Hi,
We are new to using ansible, and I saw something while going through our early code that had me worried. I have CoderA and CoderB that are starting to create roles and tasks. In one Task, coderA adds IIS features, but coderB, in another role , also adds some IIS features in a Task, and also make sure other features are absent, but some of those features are installed by CoderA role. You can see the problem when both roles will be applied to the same machine.
In powershell DSC, there are failsafe in place to prevent this: When code tries to change something that was defined somewhere else, powershell will raise an error at the mof creation and prevent this. Is there some failsafe n Ansible too to prevent a task from undoing what another does? If not, what is the best way to avoid this?(code review won’t catch them all)
Thanks
Hi,
We are new to using ansible, and I saw something while going through
our early code that had me worried. I have CoderA and CoderB that are
starting to create roles and tasks. In one Task, coderA adds IIS features,
but coderB, in another role , also adds some IIS features in a Task, and
also make sure other features are absent, but some of those features are
installed by CoderA role. You can see the problem when both roles will
be applied to the same machine.
This is easily solved by having the code one place, many people uses a git repository for that job.

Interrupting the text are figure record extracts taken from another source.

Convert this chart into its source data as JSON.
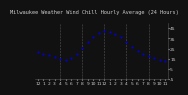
{
  "title": "Milwaukee Weather Wind Chill Hourly Average (24 Hours)",
  "hours": [
    0,
    1,
    2,
    3,
    4,
    5,
    6,
    7,
    8,
    9,
    10,
    11,
    12,
    13,
    14,
    15,
    16,
    17,
    18,
    19,
    20,
    21,
    22,
    23
  ],
  "wind_chill": [
    22,
    20,
    19,
    17,
    15,
    14,
    16,
    20,
    26,
    31,
    36,
    40,
    42,
    41,
    39,
    36,
    31,
    27,
    23,
    20,
    18,
    16,
    14,
    13
  ],
  "ylim": [
    -5,
    50
  ],
  "yticks": [
    -5,
    5,
    15,
    25,
    35,
    45
  ],
  "dot_color": "#0000dd",
  "bg_color": "#111111",
  "plot_bg": "#111111",
  "title_color": "#cccccc",
  "grid_color": "#555555",
  "tick_color": "#cccccc",
  "vgrid_positions": [
    4,
    8,
    12,
    16,
    20
  ],
  "dot_size": 2.5,
  "title_fontsize": 3.8,
  "tick_fontsize": 3.2,
  "hour_labels": [
    "12",
    "1",
    "2",
    "3",
    "4",
    "5",
    "6",
    "7",
    "8",
    "9",
    "10",
    "11",
    "12",
    "1",
    "2",
    "3",
    "4",
    "5",
    "6",
    "7",
    "8",
    "9",
    "10",
    "11"
  ]
}
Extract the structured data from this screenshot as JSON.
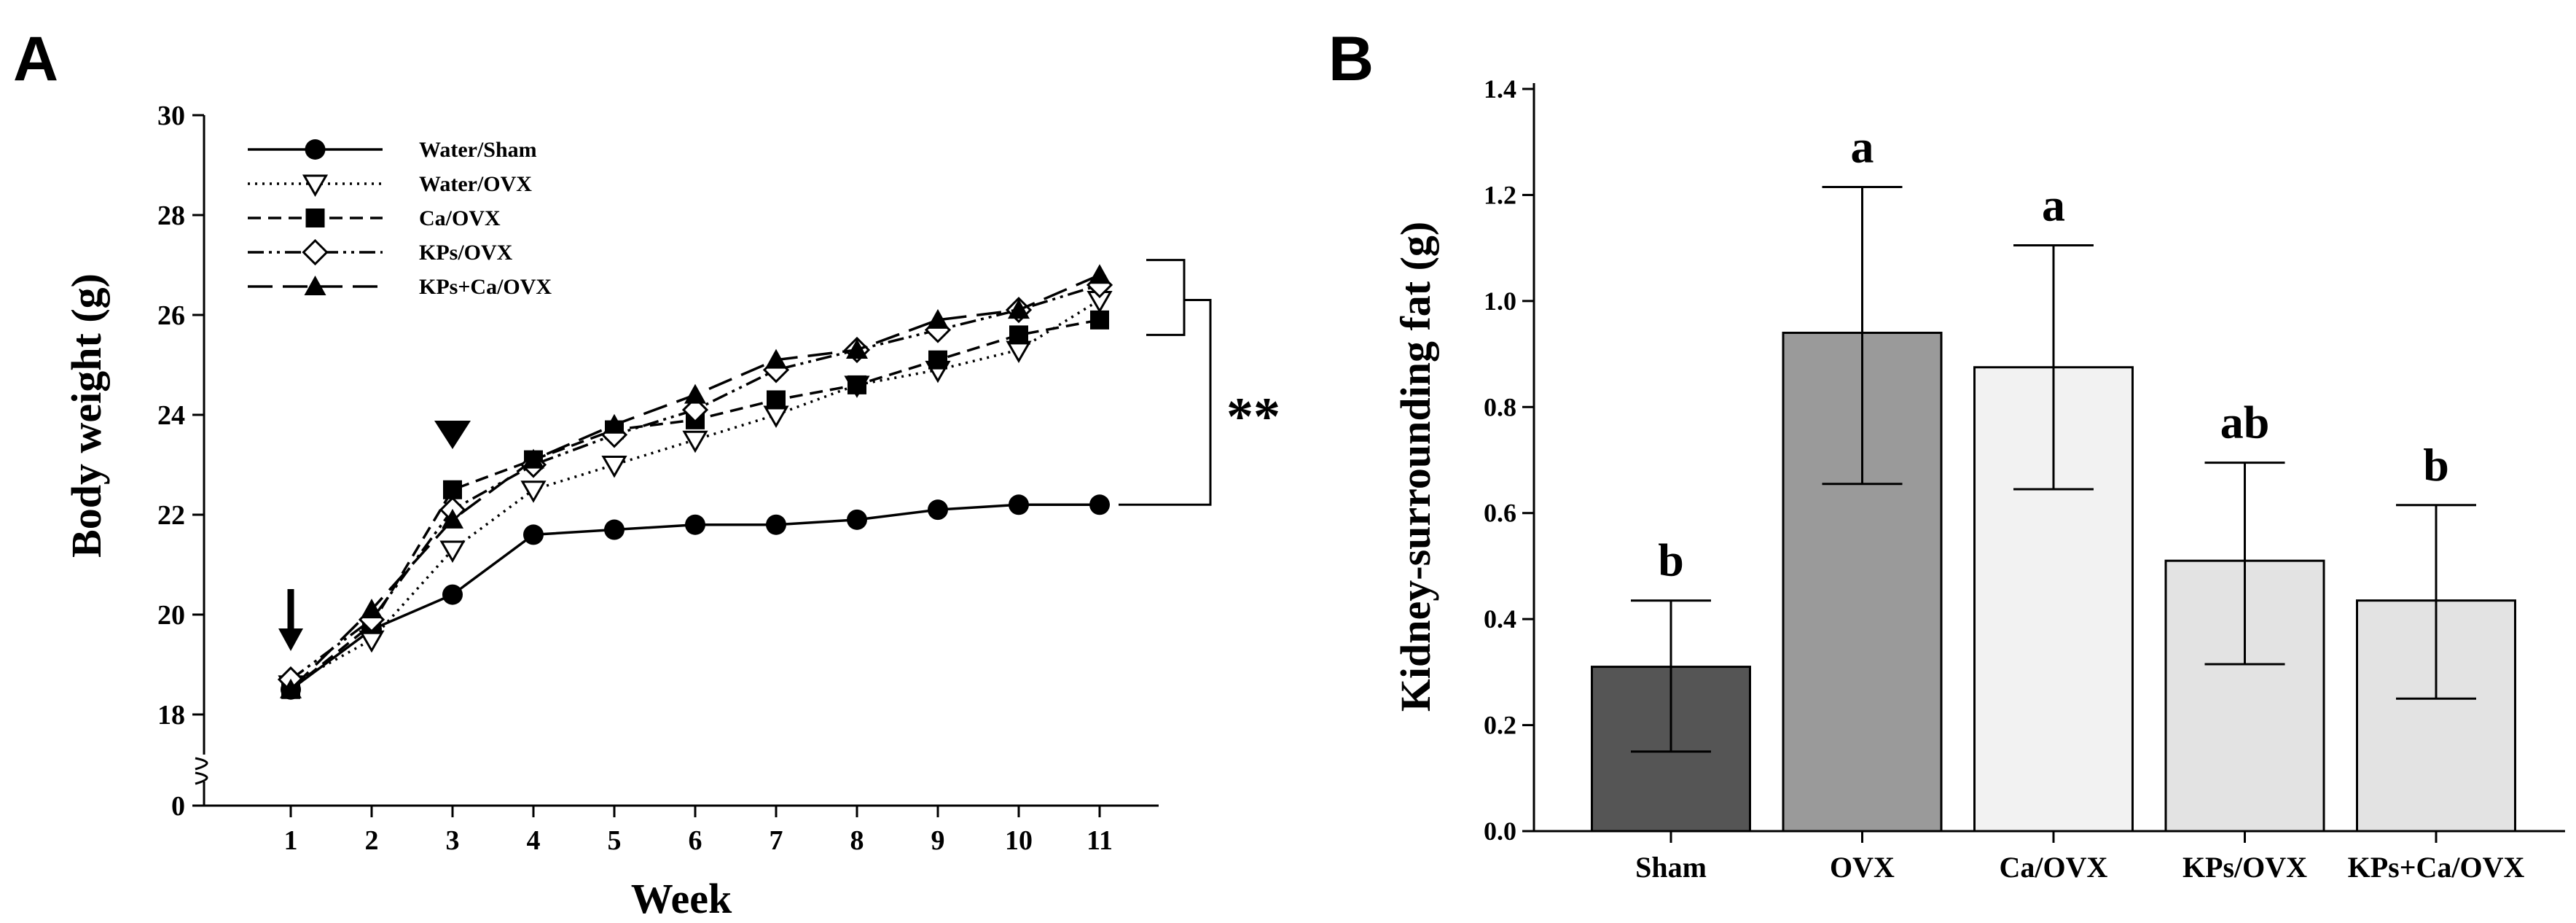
{
  "panels": {
    "a": {
      "letter": "A"
    },
    "b": {
      "letter": "B"
    }
  },
  "chart_data": [
    {
      "type": "line",
      "panel": "A",
      "title": "",
      "xlabel": "Week",
      "ylabel": "Body weight (g)",
      "x": [
        1,
        2,
        3,
        4,
        5,
        6,
        7,
        8,
        9,
        10,
        11
      ],
      "x_ticks": [
        "1",
        "2",
        "3",
        "4",
        "5",
        "6",
        "7",
        "8",
        "9",
        "10",
        "11"
      ],
      "xlim": [
        0,
        12
      ],
      "ylim": [
        17,
        30
      ],
      "y_ticks": [
        18,
        20,
        22,
        24,
        26,
        28,
        30
      ],
      "y_tick_labels": [
        "18",
        "20",
        "22",
        "24",
        "26",
        "28",
        "30"
      ],
      "y_break": true,
      "y_zero_label": "0",
      "series": [
        {
          "name": "Water/Sham",
          "marker": "circle-filled",
          "line": "solid",
          "values": [
            18.5,
            19.7,
            20.4,
            21.6,
            21.7,
            21.8,
            21.8,
            21.9,
            22.1,
            22.2,
            22.2
          ]
        },
        {
          "name": "Water/OVX",
          "marker": "triangle-down-open",
          "line": "dotted",
          "values": [
            18.6,
            19.5,
            21.3,
            22.5,
            23.0,
            23.5,
            24.0,
            24.6,
            24.9,
            25.3,
            26.3
          ]
        },
        {
          "name": "Ca/OVX",
          "marker": "square-filled",
          "line": "dashed",
          "values": [
            18.5,
            19.8,
            22.5,
            23.1,
            23.7,
            23.9,
            24.3,
            24.6,
            25.1,
            25.6,
            25.9
          ]
        },
        {
          "name": "KPs/OVX",
          "marker": "diamond-open",
          "line": "dash-dot-dot",
          "values": [
            18.7,
            19.9,
            22.1,
            23.0,
            23.6,
            24.1,
            24.9,
            25.3,
            25.7,
            26.1,
            26.6
          ]
        },
        {
          "name": "KPs+Ca/OVX",
          "marker": "triangle-up-filled",
          "line": "long-dash",
          "values": [
            18.5,
            20.1,
            21.9,
            23.1,
            23.8,
            24.4,
            25.1,
            25.3,
            25.9,
            26.1,
            26.8
          ]
        }
      ],
      "annotations": [
        {
          "type": "arrow-down",
          "at_week": 1,
          "y": 19.3
        },
        {
          "type": "triangle-down",
          "at_week": 3,
          "y": 23.7
        },
        {
          "type": "significance-bracket",
          "label": "**",
          "y_top": 26.3,
          "y_bottom": 22.2
        }
      ],
      "legend_position": "top-left"
    },
    {
      "type": "bar",
      "panel": "B",
      "title": "",
      "xlabel": "",
      "ylabel": "Kidney-surrounding fat (g)",
      "categories": [
        "Sham",
        "OVX",
        "Ca/OVX",
        "KPs/OVX",
        "KPs+Ca/OVX"
      ],
      "values": [
        0.31,
        0.94,
        0.875,
        0.51,
        0.435
      ],
      "error_low": [
        0.15,
        0.655,
        0.645,
        0.315,
        0.25
      ],
      "error_high": [
        0.435,
        1.215,
        1.105,
        0.695,
        0.615
      ],
      "sig_letters": [
        "b",
        "a",
        "a",
        "ab",
        "b"
      ],
      "bar_colors": [
        "#555555",
        "#9a9a9a",
        "#f2f2f2",
        "#e3e3e3",
        "#e3e3e3"
      ],
      "ylim": [
        0,
        1.4
      ],
      "y_ticks": [
        0.0,
        0.2,
        0.4,
        0.6,
        0.8,
        1.0,
        1.2,
        1.4
      ],
      "y_tick_labels": [
        "0.0",
        "0.2",
        "0.4",
        "0.6",
        "0.8",
        "1.0",
        "1.2",
        "1.4"
      ]
    }
  ]
}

And to add more security you can have code review before it get into production.
In powershell DSC, there are failsafe in place to prevent this: When code
tries to change something that was defined somewhere else, powershell will
raise an error at the mof creation and prevent this. Is there some
failsafe n Ansible too to prevent a task from undoing what another does?
If not, what is the best way to avoid this?(code review won't catch them
all)
Ansible is declarative so the code you run says I want is to be configure like this and Ansible does what it's told and make the configuration that way.
So you need something outside of Ansible to make sure this doesn't happens.
Code review and testing in different stages should catch this, if not you have some improvements to do in the work flow.
Hi, thanks for the reply.
What you describe will help a bit, but is not error proof when you have thousands of line of code(and any infrastructure will reach that point quickly). Human make mistake, or are lazy, so eventually, 2 pieces of code that change the same setting will happen. One really nice thing about Powershell DSC is that it balks when you try to do something like that, so I was hoping it would be the same with ansible.